Turtle Creek critiques Gildan's sale process

Shareholders slam Gildan's sale strategy as misguided amid a company control battle

Turtle Creek critiques Gildan's sale process

Major shareholders of Gildan Activewear Inc., including Turtle Creek Asset Management, are voicing strong objections to the board's decision to entertain sale offers, labeling the process as “unintelligent and irresponsible.”

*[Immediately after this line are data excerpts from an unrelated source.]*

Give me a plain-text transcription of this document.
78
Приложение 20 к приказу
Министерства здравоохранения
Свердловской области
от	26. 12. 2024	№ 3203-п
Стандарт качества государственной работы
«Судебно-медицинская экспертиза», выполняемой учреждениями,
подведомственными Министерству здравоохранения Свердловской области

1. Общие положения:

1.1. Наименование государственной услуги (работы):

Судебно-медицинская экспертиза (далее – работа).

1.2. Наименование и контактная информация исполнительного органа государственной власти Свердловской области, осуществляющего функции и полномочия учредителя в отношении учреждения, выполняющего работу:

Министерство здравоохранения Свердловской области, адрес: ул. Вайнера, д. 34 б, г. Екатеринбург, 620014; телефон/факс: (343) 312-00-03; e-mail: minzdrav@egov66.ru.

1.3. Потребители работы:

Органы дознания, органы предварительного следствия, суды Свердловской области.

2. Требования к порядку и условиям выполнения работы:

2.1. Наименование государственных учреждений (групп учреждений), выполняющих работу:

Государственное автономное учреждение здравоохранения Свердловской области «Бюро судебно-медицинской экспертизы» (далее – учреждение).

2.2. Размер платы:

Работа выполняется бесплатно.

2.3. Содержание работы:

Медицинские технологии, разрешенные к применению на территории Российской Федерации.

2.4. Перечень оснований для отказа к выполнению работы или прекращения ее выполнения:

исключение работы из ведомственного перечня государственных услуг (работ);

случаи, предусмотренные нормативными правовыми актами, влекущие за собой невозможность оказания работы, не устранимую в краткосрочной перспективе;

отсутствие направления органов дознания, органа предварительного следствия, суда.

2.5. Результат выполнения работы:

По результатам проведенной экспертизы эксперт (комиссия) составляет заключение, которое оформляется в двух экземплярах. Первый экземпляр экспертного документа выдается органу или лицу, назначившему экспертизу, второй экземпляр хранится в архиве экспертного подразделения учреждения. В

This criticism arises amidst an ongoing conflict over control of the Canadian apparel company. Turtle Creek, holding a 2.6 percent share in Gildan, expressed concern over the timing of the sale process, especially given the current internal disputes.

Gildan, known for owning the American Apparel brand, has faced leadership challenges, notably with the firing of its longtime CEO Glenn Chamandy in December, as reported by Financial Post.

A group of dissident investors, controlling about one-third of the company's shares, has been advocating for Chamandy's reinstatement and challenging the board's decisions.

Turtle Creek has publicly stated their disbelief at the board's decision to initiate a sale process now, estimating Gildan's value at over $60 per share, while its shares recently dipped slightly to $37.39 in New York.

Another significant shareholder, Cardinal Capital Management Inc., with a 1.7 percent stake, suggests that Gildan should consider bids starting at $50 per share, believing a $60 per share offer would be reasonable.

Evan Mancer, president, and chief investment officer of the Winnipeg-based firm, remarked on the frequency of interest expressions in any reputable company, cautioning against hastily pursuing them.

Potential buyers, including New York-based Sycamore Partners, have shown interest in Gildan.

Meanwhile, Browning West LP, an activist investor, criticized the rumored $42 per share offer from a potential buyer as negligible, planning to nominate its own candidates for most of the board positions at the upcoming annual meeting.

Jarislowsky Fraser Ltd., Gildan's largest shareholder, last week indicated that any takeover should command a substantial premium, reflecting the company's long-term potential.

Turtle Creek's letter to the board conveyed a strong belief that the sale process is a strategic move to preclude the anticipated removal of directors by shareholders, highlighting the tension surrounding the company's governance and future direction.